Estes quatro contos inventaram o que chamamos hoje de “conto detetivesco”: a história de um crime envolto em mistério, que é elucidado por um detetive. A estas características eu somaria outra: o elogio da desconfiança. Todo detetive é um desconfiado, um cético, quase um paranóico.
Jorge Luís Borges disse que a literatura policial, com Poe, criou um novo tipo de leitor, o leitor que desconfia de tudo que lê. Existe nesse leitor e nesse detetive a predisposição para de tudo duvidar, para tudo tentar observar sob um ângulo diferente. É o leitor moderno, o leitor crítico, cujo prazer não é apenas o de se deixar levar pela história lida, mas principalmente o de não se deixar levar tão facilmente.

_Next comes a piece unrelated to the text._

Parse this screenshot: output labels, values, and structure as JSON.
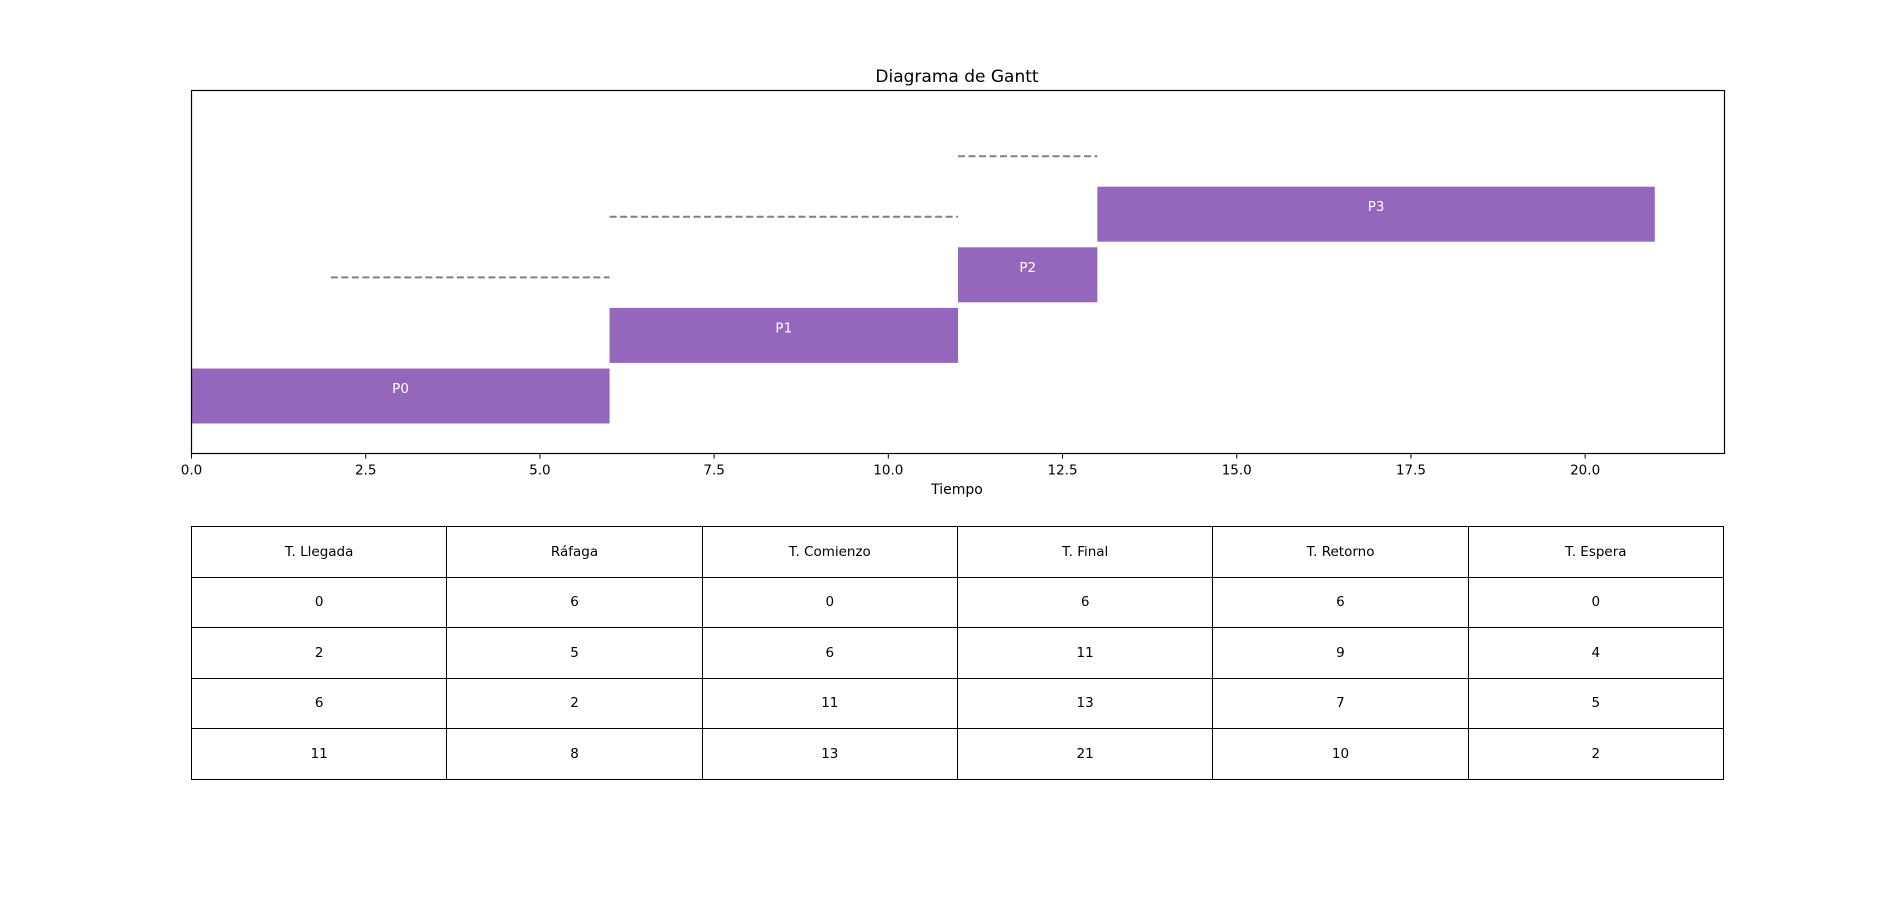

Os dois primeiros contos falam de crimes sensacionais cometidos numa grande cidade, que no caso é Paris. (“Marie Roget” é uma transposição parisiense de um crime real ocorrido em Nova York, e que Poe tentou elucidar por conta própria em forma de ficção.) Eles indicam um vínculo essencial da literatura de detetive, em seu nascimento, com as páginas policiais dos jornais diários – que na época, acreditem, eram muito mais sensacionalistas e exageradas do que as de hoje.
As populações urbanas, a quem se dirigiam os jornais, tinham, como ainda têm, um fascínio permanente por crimes brutais, vinganças sanguinolentas, chacinas impiedosas, assassinatos que conjugavam a violência física e a baixeza moral. Uma multidão necessita de vilões como uma criança precisa de monstros: para descarregar seus medos e curtir depois uma paz provisória (“não foi comigo, foi com outras pessoas”).

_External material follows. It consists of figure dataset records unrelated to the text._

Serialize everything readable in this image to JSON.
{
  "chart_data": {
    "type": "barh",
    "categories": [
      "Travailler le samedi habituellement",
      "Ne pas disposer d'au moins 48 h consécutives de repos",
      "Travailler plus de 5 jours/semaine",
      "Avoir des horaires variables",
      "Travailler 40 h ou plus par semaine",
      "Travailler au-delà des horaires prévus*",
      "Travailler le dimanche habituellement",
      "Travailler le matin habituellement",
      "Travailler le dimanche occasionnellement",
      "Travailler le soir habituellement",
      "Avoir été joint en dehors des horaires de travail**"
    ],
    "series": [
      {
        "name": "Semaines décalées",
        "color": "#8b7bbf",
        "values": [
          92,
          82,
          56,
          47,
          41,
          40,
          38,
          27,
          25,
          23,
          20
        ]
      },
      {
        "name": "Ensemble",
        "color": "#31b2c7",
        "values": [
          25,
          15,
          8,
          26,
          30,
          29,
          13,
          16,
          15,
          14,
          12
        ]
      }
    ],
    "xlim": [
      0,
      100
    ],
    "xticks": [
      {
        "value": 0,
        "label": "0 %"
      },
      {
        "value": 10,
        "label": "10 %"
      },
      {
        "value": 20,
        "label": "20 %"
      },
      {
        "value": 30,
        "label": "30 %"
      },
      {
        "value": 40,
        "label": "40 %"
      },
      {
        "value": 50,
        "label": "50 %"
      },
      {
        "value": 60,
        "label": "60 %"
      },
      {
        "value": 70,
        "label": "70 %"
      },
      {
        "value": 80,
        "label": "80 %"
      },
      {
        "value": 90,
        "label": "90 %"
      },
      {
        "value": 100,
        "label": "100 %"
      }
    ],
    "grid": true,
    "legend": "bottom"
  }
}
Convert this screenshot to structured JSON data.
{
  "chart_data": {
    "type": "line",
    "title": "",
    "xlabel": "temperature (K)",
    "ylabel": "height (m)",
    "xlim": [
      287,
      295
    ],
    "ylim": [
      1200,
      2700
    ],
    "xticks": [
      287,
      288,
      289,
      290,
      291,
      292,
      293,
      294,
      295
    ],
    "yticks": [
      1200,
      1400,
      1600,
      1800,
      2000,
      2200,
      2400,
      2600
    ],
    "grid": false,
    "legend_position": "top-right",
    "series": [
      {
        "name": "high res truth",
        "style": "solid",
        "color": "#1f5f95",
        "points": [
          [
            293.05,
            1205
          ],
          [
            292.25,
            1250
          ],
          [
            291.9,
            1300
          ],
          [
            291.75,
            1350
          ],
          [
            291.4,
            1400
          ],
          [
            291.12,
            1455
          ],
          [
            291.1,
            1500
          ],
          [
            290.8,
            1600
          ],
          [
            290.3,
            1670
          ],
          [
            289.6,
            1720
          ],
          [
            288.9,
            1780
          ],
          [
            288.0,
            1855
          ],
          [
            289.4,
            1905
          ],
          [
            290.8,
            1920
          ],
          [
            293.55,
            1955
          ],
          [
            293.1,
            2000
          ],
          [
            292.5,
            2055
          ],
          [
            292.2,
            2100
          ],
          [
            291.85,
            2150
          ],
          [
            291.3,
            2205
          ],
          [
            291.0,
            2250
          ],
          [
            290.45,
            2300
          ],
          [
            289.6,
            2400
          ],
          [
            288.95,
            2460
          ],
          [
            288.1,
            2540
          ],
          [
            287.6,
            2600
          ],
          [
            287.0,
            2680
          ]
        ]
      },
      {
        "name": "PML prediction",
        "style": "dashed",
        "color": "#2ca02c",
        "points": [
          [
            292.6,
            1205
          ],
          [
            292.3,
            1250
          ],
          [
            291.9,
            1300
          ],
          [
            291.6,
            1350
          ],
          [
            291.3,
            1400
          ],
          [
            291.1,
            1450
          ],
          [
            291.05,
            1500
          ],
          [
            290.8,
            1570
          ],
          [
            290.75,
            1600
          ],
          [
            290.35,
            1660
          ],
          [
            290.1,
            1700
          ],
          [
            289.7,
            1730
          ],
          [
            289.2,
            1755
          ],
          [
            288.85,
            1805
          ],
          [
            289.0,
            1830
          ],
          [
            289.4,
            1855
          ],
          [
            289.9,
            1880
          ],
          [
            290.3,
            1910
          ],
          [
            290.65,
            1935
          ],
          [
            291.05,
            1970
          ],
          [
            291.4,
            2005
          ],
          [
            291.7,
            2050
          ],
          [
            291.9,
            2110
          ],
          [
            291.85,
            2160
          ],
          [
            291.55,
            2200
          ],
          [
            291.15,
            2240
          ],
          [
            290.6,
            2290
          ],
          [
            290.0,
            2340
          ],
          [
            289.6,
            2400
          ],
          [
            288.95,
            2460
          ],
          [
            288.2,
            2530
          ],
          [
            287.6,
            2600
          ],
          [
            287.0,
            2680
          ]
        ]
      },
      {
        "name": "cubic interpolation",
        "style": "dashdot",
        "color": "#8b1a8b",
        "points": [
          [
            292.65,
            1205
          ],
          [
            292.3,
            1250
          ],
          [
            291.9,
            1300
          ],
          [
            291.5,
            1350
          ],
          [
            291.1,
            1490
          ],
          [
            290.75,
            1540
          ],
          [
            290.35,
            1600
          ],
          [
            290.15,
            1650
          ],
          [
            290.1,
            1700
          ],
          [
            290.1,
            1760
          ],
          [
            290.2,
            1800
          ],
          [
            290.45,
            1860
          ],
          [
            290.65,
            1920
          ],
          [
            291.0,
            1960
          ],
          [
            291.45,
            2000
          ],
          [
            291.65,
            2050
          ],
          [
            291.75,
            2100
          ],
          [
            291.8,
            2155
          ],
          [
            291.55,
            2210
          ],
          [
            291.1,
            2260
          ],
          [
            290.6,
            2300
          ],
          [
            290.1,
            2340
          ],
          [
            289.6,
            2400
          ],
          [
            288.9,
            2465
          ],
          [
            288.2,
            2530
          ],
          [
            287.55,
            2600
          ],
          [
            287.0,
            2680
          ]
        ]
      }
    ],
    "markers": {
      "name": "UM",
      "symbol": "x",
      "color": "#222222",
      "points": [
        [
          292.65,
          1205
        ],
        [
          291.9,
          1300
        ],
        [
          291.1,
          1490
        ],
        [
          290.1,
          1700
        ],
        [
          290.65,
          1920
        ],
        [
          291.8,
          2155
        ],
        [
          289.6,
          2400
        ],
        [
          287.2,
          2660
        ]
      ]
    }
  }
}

Com exceção da “Carta roubada”, os demais contos de Poe são filhos diretos de publicações como The Newgate Calendar, um periódico sensacionalista que de início contava os crimes praticados pelos inquilinos da prisão britânica de Newgate. Essas narrativas (onde entravam em partes iguais o relato verídico, o exagero ficcional e o moralismo) foram coletadas em 1774 em cinco volumes que depois tiveram várias reedições. No tempo de Poe, houve pelo menos duas reedições famosas, em 1824 e 1826.

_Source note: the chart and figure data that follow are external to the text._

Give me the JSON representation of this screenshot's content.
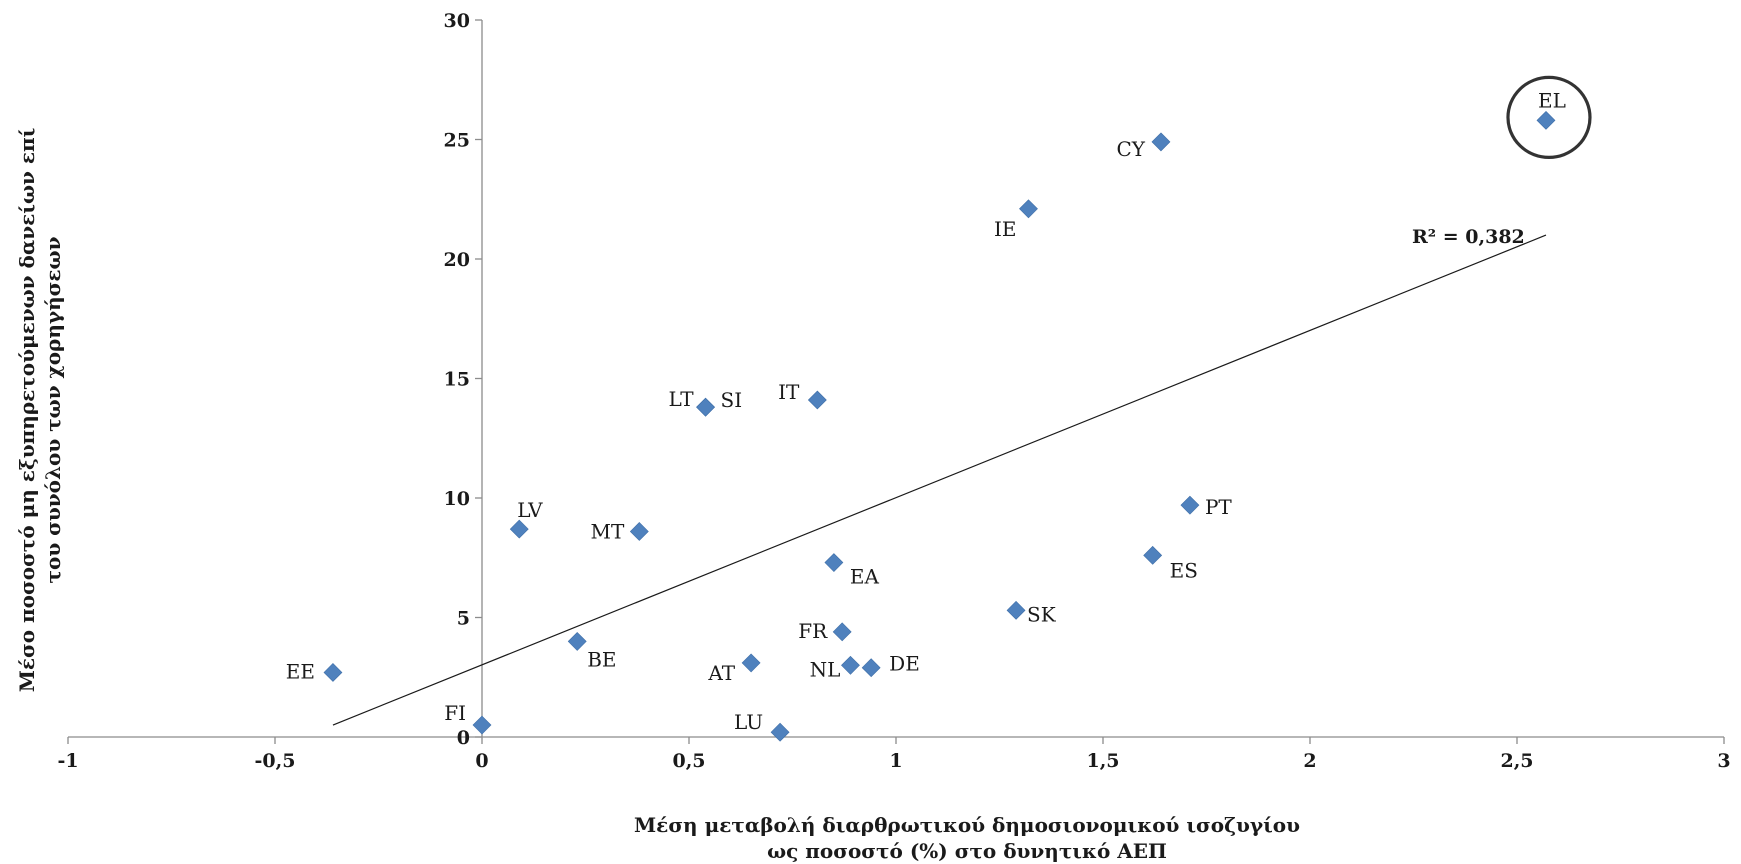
{
  "chart_data": {
    "type": "scatter",
    "title": "",
    "xlabel_lines": [
      "Μέση  μεταβολή  διαρθρωτικού  δημοσιονομικού ισοζυγίου",
      "ως ποσοστό (%) στο δυνητικό ΑΕΠ"
    ],
    "ylabel_lines": [
      "Μέσο ποσοστό μη εξυπηρετούμενων δανείων επί",
      "του συνόλου των χορηγήσεων"
    ],
    "xlim": [
      -1,
      3
    ],
    "ylim": [
      0,
      30
    ],
    "x_ticks": [
      -1,
      -0.5,
      0,
      0.5,
      1,
      1.5,
      2,
      2.5,
      3
    ],
    "x_tick_labels": [
      "-1",
      "-0,5",
      "0",
      "0,5",
      "1",
      "1,5",
      "2",
      "2,5",
      "3"
    ],
    "y_ticks": [
      0,
      5,
      10,
      15,
      20,
      25,
      30
    ],
    "y_tick_labels": [
      "0",
      "5",
      "10",
      "15",
      "20",
      "25",
      "30"
    ],
    "grid": false,
    "legend": "none",
    "marker_color": "#4f81bd",
    "points": [
      {
        "label": "EL",
        "x": 2.57,
        "y": 25.8,
        "highlighted": true
      },
      {
        "label": "CY",
        "x": 1.64,
        "y": 24.9
      },
      {
        "label": "IE",
        "x": 1.32,
        "y": 22.1
      },
      {
        "label": "IT",
        "x": 0.81,
        "y": 14.1
      },
      {
        "label": "LT",
        "x": 0.54,
        "y": 13.8
      },
      {
        "label": "SI",
        "x": 0.54,
        "y": 13.8
      },
      {
        "label": "PT",
        "x": 1.71,
        "y": 9.7
      },
      {
        "label": "LV",
        "x": 0.09,
        "y": 8.7
      },
      {
        "label": "MT",
        "x": 0.38,
        "y": 8.6
      },
      {
        "label": "ES",
        "x": 1.62,
        "y": 7.6
      },
      {
        "label": "EA",
        "x": 0.85,
        "y": 7.3
      },
      {
        "label": "SK",
        "x": 1.29,
        "y": 5.3
      },
      {
        "label": "FR",
        "x": 0.87,
        "y": 4.4
      },
      {
        "label": "BE",
        "x": 0.23,
        "y": 4.0
      },
      {
        "label": "AT",
        "x": 0.65,
        "y": 3.1
      },
      {
        "label": "NL",
        "x": 0.89,
        "y": 3.0
      },
      {
        "label": "DE",
        "x": 0.94,
        "y": 2.9
      },
      {
        "label": "EE",
        "x": -0.36,
        "y": 2.7
      },
      {
        "label": "FI",
        "x": 0.0,
        "y": 0.5
      },
      {
        "label": "LU",
        "x": 0.72,
        "y": 0.2
      }
    ],
    "trendline": {
      "type": "linear",
      "from": {
        "x": -0.36,
        "y": 0.5
      },
      "to": {
        "x": 2.57,
        "y": 21.0
      },
      "r2_label": "R² = 0,382"
    }
  }
}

O fato de que ele ambientou a maioria dos seus mistérios em Paris levou muitos críticos a verem nisto, também, uma influência das famosas Memórias de Vidocq (1828), criminoso francês que tornou-se depois policial e transformou-se no protótipo de ambas as categorias.
O diferencial introduzido por Poe nessa literatura sensacionalista foram a capacidade de observação, de análise e de raciocínio de um detetive amador – modelo depois adotado por outros autores, sendo consagrado (e profissionalizado) com o Sherlock Holmes, de Conan Doyle.